October 26, 2016 // By David Mathew
David Mathew, Technical Publications Manager at audio analyzer manufacturer Audio Precision, explains the six main tests that lie at the heart of all audio testing, and how best to apply them.

When reduced to its fundamentals, audio measurement is concerned with a select number of performance benchmarks:

• Level

• Frequency Response

• THD+N (Total Harmonic Distortion plus Noise)

• Phase

• Crosstalk

• SNR (Signal-to-Noise Ratio)

In this article, we’ll look at what testing is required for different audio devices, choose a device to test and a signal path, discuss basic setup considerations, and look at how to proceed with the first couple of tests in detail, using your analyzer's meters and one frequency sweep.
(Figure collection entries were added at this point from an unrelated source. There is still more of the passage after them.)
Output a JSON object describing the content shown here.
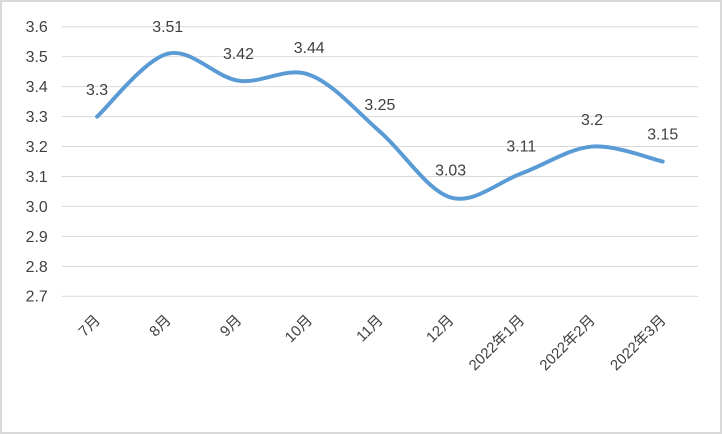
{
  "frame": {
    "border_color": "#d9d9d9",
    "background_color": "#ffffff"
  },
  "chart_data": {
    "type": "line",
    "title": "",
    "categories": [
      "7月",
      "8月",
      "9月",
      "10月",
      "11月",
      "12月",
      "2022年1月",
      "2022年2月",
      "2022年3月"
    ],
    "values": [
      3.3,
      3.51,
      3.42,
      3.44,
      3.25,
      3.03,
      3.11,
      3.2,
      3.15
    ],
    "data_labels": [
      "3.3",
      "3.51",
      "3.42",
      "3.44",
      "3.25",
      "3.03",
      "3.11",
      "3.2",
      "3.15"
    ],
    "yticks": [
      "3.6",
      "3.5",
      "3.4",
      "3.3",
      "3.2",
      "3.1",
      "3.0",
      "2.9",
      "2.8",
      "2.7"
    ],
    "ytick_step": 0.1,
    "ylim": [
      2.7,
      3.6
    ],
    "xlabel": "",
    "ylabel": "",
    "grid": true,
    "legend": "none",
    "smooth": true,
    "line_color": "#5b9bd5",
    "gridline_color": "#d9d9d9",
    "text_color": "#404040"
  }
}
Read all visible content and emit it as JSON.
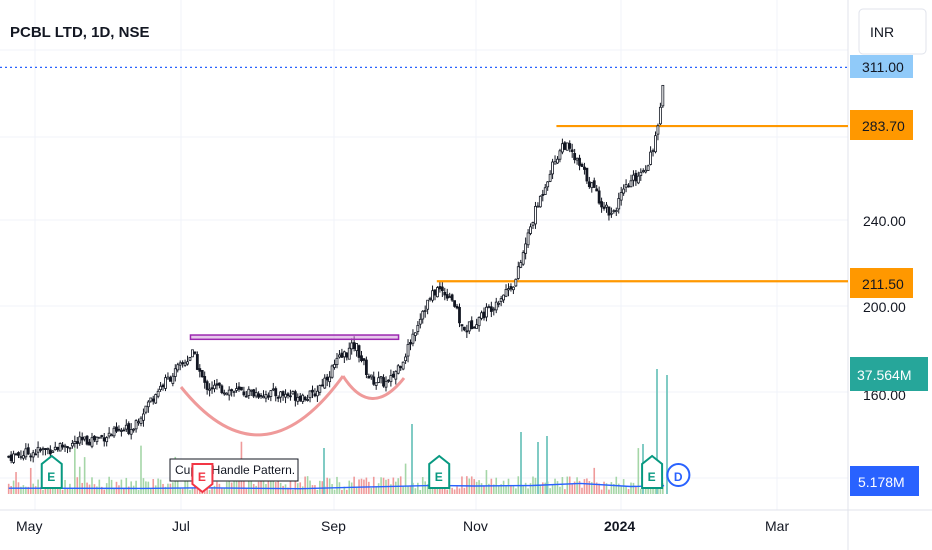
{
  "chart_data": {
    "type": "candlestick",
    "title": "PCBL LTD, 1D, NSE",
    "currency": "INR",
    "y_ticks": [
      "240.00",
      "200.00",
      "160.00"
    ],
    "x_ticks": [
      {
        "label": "May",
        "date": "2023-05-01",
        "bold": false
      },
      {
        "label": "Jul",
        "date": "2023-07-01",
        "bold": false
      },
      {
        "label": "Sep",
        "date": "2023-09-01",
        "bold": false
      },
      {
        "label": "Nov",
        "date": "2023-11-01",
        "bold": false
      },
      {
        "label": "2024",
        "date": "2024-01-01",
        "bold": true
      },
      {
        "label": "Mar",
        "date": "2024-03-01",
        "bold": false
      }
    ],
    "price_badges": [
      {
        "label": "311.00",
        "value": 311.0,
        "kind": "last-price"
      },
      {
        "label": "283.70",
        "value": 283.7,
        "kind": "level"
      },
      {
        "label": "211.50",
        "value": 211.5,
        "kind": "level"
      },
      {
        "label": "37.564M",
        "kind": "volume"
      },
      {
        "label": "5.178M",
        "kind": "volume-ma"
      }
    ],
    "levels": [
      {
        "value": 283.7,
        "from": "2023-12-05",
        "color": "#ff9800"
      },
      {
        "value": 211.5,
        "from": "2023-10-16",
        "color": "#ff9800"
      }
    ],
    "resistance_band": {
      "low": 184.5,
      "high": 186.5,
      "from": "2023-07-05",
      "to": "2023-09-30",
      "color": "#9c27b0"
    },
    "annotation": "Cup & Handle Pattern.",
    "events": [
      {
        "label": "E",
        "date": "2023-05-08",
        "color": "#089981"
      },
      {
        "label": "E",
        "date": "2023-07-10",
        "color": "#f23645"
      },
      {
        "label": "E",
        "date": "2023-10-17",
        "color": "#089981"
      },
      {
        "label": "E",
        "date": "2024-01-14",
        "color": "#089981"
      },
      {
        "label": "D",
        "date": "2024-01-25",
        "color": "#2962ff"
      }
    ],
    "series_close": [
      {
        "date": "2023-04-20",
        "close": 130
      },
      {
        "date": "2023-05-05",
        "close": 133
      },
      {
        "date": "2023-05-25",
        "close": 138
      },
      {
        "date": "2023-06-10",
        "close": 143
      },
      {
        "date": "2023-06-22",
        "close": 162
      },
      {
        "date": "2023-07-01",
        "close": 172
      },
      {
        "date": "2023-07-06",
        "close": 178
      },
      {
        "date": "2023-07-11",
        "close": 163
      },
      {
        "date": "2023-07-25",
        "close": 160
      },
      {
        "date": "2023-08-10",
        "close": 159
      },
      {
        "date": "2023-08-25",
        "close": 158
      },
      {
        "date": "2023-09-05",
        "close": 175
      },
      {
        "date": "2023-09-12",
        "close": 182
      },
      {
        "date": "2023-09-18",
        "close": 166
      },
      {
        "date": "2023-09-26",
        "close": 164
      },
      {
        "date": "2023-10-03",
        "close": 178
      },
      {
        "date": "2023-10-10",
        "close": 198
      },
      {
        "date": "2023-10-16",
        "close": 208
      },
      {
        "date": "2023-10-22",
        "close": 205
      },
      {
        "date": "2023-10-27",
        "close": 188
      },
      {
        "date": "2023-11-08",
        "close": 200
      },
      {
        "date": "2023-11-18",
        "close": 212
      },
      {
        "date": "2023-11-25",
        "close": 240
      },
      {
        "date": "2023-12-02",
        "close": 262
      },
      {
        "date": "2023-12-08",
        "close": 276
      },
      {
        "date": "2023-12-16",
        "close": 263
      },
      {
        "date": "2023-12-24",
        "close": 248
      },
      {
        "date": "2023-12-28",
        "close": 243
      },
      {
        "date": "2024-01-04",
        "close": 256
      },
      {
        "date": "2024-01-12",
        "close": 266
      },
      {
        "date": "2024-01-17",
        "close": 284
      },
      {
        "date": "2024-01-19",
        "close": 311
      }
    ],
    "volume_ma": [
      {
        "date": "2023-04-20",
        "value": 3.6
      },
      {
        "date": "2023-06-15",
        "value": 3.5
      },
      {
        "date": "2023-07-10",
        "value": 3.9
      },
      {
        "date": "2023-08-20",
        "value": 3.3
      },
      {
        "date": "2023-09-15",
        "value": 4.3
      },
      {
        "date": "2023-10-15",
        "value": 5.4
      },
      {
        "date": "2023-11-01",
        "value": 5.0
      },
      {
        "date": "2023-11-25",
        "value": 5.3
      },
      {
        "date": "2023-12-15",
        "value": 6.6
      },
      {
        "date": "2024-01-05",
        "value": 4.7
      },
      {
        "date": "2024-01-19",
        "value": 5.2
      }
    ]
  }
}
In the second part of this article, we'll examine the final four tests.

For simplicity, the examples given here will assume you're making all the measurements in the analog domain using a typical audio analyzer, and testing a common audio device. The concepts and approaches shown here can be extended to the digital domain, to cross-domain measurements and to other types of audio equipment.


Device Under Test & Signal Path

The equipment you want to test may be a receiver for a home theater, an audio power amplifier, a DVD player, or one of hundreds of other devices that require audio testing, such as ADCs, DACs, semiconductor devices, mobile phone and telecommunications equipment, etc. When discussing a measurement, we refer to the equipment to be measured as the Device Under Test, or DUT.


Signal Paths & Connections

Different DUTs may require different signal paths. Let’s look at the signal paths associated with the three types of devices mentioned above. For example:

• A home theater receiver has many inputs and outputs, and you must choose which you are going to test. Inputs and outputs may be either analog or digital.

• An audio power amplifier has both inputs and outputs. The inputs may be analog or digital, with the output usually analog.

• A stand-alone DVD player has no audio inputs, only outputs. The audio outputs may be carried as analog audio or as digital audio.

For the examples in this article, we will use a home theater receiver as the DUT. This receiver has many inputs and outputs, but by way of providing a test example, let's assume we have chosen to test the path from the CD Left and Right analog inputs to the Left and Right power amplifier outputs.


In most cases, DUTs with different signal paths will be tested using very similar techniques, simply reconnecting cables or using the digital domain generator or analyzer. Playback-only devices (such as a stand-alone DVD player) require the use of discs or other media with pre-recorded test signals and external sweep or external source measurement techniques.


Connecting the DUT to the Analyzer

Most professional, industrial and broadcast audio devices use balanced analog inputs and outputs; consumer analog equipment is typically unbalanced. Whether or not your DUT has balanced or unbalanced inputs or outputs will determine your selection of generator and analyzer connections and the type of cables you must use. Our home theater receiver has unbalanced inputs, but its power amplifier outputs are balanced. This is not always the case, but power amplifier outputs are often balanced, even in consumer systems.